El péndulo ha comenzado a bascular hacia un lado que se llama fatiga digital y tiene toda su lógica. Nuestras vidas se han convertido en una sucesión continua de mensajes, alertas, redes sociales, plataformas y llamadas hasta tal punto que absorbemos muchísima más información de la que somos capaces de asimilar. De este modo, la adquisición de conocimientos ha derivado en un magma banal, frágil y poco contrastado como ya advirtió hace una década el sociólogo y periodista Nicholas Carr en un libro imprescindible: Superficiales. ¿Qué está haciendo internet con nuestras mentes? (Taurus). Aunque parezca mentira, ha llovido mucho en estos años recientes y el bombardeo informativo y la invasión de nuestra intimidad han aumentado a un ritmo tan vertiginoso que ya resulta imposible distinguir entre trabajo y ocio, entre lo público y lo privado, entre el periodismo serio y los bulos. La dura pandemia todavía ha agudizado más si cabe esta evolución hacia un mundo de usar y tirar. Por todo ello, el otro lado del péndulo atrae a más gente cada día, a personas que reivindican la lentitud para disfrutar del presente con una actitud hedonista, reflexiva y sugerente que nos devuelva una mirada más humana y menos robotizada de nosotros mismos y de nuestros semejantes. Fruto de esta fatiga digital han nacido movimientos como el del slow journalism (periodismo lento) y nuevas manifestaciones creativas que apuestan por descubrir ese placer de la pausa.

Así, paso a paso, se va consolidando una literatura para lentos, unos ensayos que reivindican la contemplación o el aburrimiento, ese dolce fare niente de los italianos sabios.

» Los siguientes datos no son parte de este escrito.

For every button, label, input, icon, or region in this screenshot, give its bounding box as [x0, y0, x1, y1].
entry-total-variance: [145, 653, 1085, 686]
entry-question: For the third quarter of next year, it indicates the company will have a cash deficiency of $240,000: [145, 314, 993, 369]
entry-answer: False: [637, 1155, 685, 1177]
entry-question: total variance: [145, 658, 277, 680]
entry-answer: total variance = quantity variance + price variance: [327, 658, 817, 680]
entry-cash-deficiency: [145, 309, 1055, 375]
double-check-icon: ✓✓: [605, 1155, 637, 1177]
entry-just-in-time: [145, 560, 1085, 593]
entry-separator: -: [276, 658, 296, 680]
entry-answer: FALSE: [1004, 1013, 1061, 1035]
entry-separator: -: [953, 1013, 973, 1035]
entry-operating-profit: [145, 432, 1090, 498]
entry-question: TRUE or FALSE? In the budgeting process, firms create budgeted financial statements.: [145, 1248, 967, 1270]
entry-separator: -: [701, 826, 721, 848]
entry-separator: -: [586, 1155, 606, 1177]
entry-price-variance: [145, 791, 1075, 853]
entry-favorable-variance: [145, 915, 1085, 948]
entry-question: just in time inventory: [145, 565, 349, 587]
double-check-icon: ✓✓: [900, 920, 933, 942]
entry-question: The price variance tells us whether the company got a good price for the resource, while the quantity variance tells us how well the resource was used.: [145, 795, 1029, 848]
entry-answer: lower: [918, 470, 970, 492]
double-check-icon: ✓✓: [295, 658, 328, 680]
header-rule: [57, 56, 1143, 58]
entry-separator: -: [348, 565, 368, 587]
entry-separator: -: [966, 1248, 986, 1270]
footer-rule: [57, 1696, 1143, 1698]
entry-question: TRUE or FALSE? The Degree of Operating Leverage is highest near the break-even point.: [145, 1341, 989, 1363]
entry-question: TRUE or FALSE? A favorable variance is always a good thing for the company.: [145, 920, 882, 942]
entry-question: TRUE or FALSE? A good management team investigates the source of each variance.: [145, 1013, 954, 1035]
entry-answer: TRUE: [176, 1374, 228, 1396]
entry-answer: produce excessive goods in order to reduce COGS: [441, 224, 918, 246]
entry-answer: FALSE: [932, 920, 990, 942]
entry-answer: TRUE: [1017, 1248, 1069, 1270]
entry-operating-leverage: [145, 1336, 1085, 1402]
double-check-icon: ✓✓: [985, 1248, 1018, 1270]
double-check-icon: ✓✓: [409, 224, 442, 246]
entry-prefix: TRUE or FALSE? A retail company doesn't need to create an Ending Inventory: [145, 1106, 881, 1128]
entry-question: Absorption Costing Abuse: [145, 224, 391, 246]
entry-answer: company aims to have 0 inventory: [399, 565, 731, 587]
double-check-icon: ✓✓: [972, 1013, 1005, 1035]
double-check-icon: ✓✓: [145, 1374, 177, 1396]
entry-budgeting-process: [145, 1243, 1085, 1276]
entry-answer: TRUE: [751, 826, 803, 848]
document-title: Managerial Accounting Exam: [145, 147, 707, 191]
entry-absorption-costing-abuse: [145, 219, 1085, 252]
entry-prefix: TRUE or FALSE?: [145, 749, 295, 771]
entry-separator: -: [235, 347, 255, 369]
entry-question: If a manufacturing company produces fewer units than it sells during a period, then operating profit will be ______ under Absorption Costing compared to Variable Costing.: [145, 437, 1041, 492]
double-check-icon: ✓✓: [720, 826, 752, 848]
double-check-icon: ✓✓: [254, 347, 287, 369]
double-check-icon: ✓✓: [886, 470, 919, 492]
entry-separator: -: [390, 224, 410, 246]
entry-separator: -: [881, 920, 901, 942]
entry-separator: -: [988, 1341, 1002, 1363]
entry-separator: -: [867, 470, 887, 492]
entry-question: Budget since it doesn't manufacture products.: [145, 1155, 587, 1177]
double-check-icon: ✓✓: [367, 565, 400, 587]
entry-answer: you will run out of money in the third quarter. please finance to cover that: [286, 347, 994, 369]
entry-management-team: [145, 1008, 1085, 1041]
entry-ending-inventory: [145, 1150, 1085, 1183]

Una autora que ha logrado un lugar de relevancia en este género es la californiana Rebecca Solnit, quien en una joya de libro titulado muy gráficamente El arte de perderse (Capitán Swing), afirma lo siguiente como declaración de principios: «Me encanta salirme del camino, ir más allá de lo que conozco y encontrar el camino de vuelta recorriendo unos cuantos kilómetros más, por un sendero diferente, con una brújula que discute con un mapa, con las indicaciones contradictorias y poco rigurosas de desconocidos». Está claro que Solnit se sitúa en las antípodas del esquematismo de los GPS o de la tiranía de los algoritmos y proclama que para sentirse libre conviene perderse. Otras escritoras extranjeras, como la alemana Andrea Köhler con su El tiempo regalado (Libros del Asteroide), se han sumado a este tan necesario elogio de la lentitud en tiempos de vértigo. En clave local y universal a la vez, el profesor y escritor murciano Miguel Ángel Hérnandez ha señalado que «toda una tradición del arte y la escritura reivindica la centralidad del aburrimiento, la necesidad de no hacer nada, la detención, la pausa». Hernández se ha servido para lograr su propósito de una costumbre tan española como la siesta. En un agudo y delicioso librito publicado hace poco, El don de la siesta (Anagrama), Hernández nos deja este párrafo de rebeldía: «Desconectar y dormir la siesta se convirtió en la era de internet en una suerte de salida al imperativo del entretenimiento, una resistencia a la obligación de estar activo, de hacer algo constantemente».